Entre as formas mais comuns estão o sonambulismo, o despertar confusional e o terror noturno, que costumam aparecer mais cedo na noite. Dois outros casos frequentes são pesadelos recorrentes e sonhos vívidos, especialmente na segunda metade do sono, quando a pessoa pode se machucar ou colocar alguém em risco.
Bastidores da condição apontam gatilhos como privação de sono, febre, estresse e uso de certos medicamentos. Na maior parte dos casos, as parassonias são benignas e tendem a desaparecer com a idade, mas podem sinalizar risco de doenças neurológicas futuras.
Quando surgem comportamentos alterados ou movimentos inusitados durante a noite, é importante buscar avaliação neurológica. O diagnóstico costuma incluir a polissonografia, um exame realizado em laboratório com eletrodos para monitorar a atividade cerebral durante o sono.
É essencial fazer o diagnóstico diferencial para afastar hipóteses de condições que exijam tratamento específico. Em geral, o sono é entendido como período de recuperação, e não de preocupação constante.
Diagnóstico preciso ajuda a diferenciar manifestações passageiras de distúrbios que exijam monitoramento. A orientação médica busca tranquilizar o paciente quanto à tendência de desaparecer com o tempo.
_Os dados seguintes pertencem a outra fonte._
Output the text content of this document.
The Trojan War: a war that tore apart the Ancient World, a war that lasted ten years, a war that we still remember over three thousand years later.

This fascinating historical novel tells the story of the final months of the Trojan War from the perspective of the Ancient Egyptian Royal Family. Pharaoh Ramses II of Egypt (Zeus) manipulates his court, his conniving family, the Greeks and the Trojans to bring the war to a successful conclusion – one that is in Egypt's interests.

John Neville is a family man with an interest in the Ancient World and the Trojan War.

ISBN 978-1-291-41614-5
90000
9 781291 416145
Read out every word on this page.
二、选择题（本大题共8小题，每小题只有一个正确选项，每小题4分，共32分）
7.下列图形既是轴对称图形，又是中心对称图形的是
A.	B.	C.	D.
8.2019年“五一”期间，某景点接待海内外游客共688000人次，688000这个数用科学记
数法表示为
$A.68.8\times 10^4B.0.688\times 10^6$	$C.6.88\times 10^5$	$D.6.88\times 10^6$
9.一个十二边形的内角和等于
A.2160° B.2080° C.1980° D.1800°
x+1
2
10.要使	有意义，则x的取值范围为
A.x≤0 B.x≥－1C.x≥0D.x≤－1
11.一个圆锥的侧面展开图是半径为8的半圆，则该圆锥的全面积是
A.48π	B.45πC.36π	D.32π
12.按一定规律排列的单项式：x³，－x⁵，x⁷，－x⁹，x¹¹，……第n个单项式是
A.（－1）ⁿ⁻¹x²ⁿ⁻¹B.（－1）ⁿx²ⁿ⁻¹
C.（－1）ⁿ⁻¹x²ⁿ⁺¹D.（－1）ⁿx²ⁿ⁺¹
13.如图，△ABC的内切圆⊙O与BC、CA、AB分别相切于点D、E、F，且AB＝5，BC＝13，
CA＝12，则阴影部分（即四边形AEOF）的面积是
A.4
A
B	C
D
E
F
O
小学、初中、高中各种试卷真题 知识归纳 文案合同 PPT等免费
Atenção a sinais que merecem encaminhamento médico incluem episódios frequentes, agressividade ou ferimentos durante o sono, além de dormência de memória ao acordar. O acompanhamento pode prevenir impactos na qualidade de vida e na segurança.
Fontes especializadas apontam que, mesmo quando benignas, as parassonias requerem avaliação para descartar condições neurológicas. A confirmação diagnóstica permite orientar o tratamento adequado e manter o sono como momento de recuperação.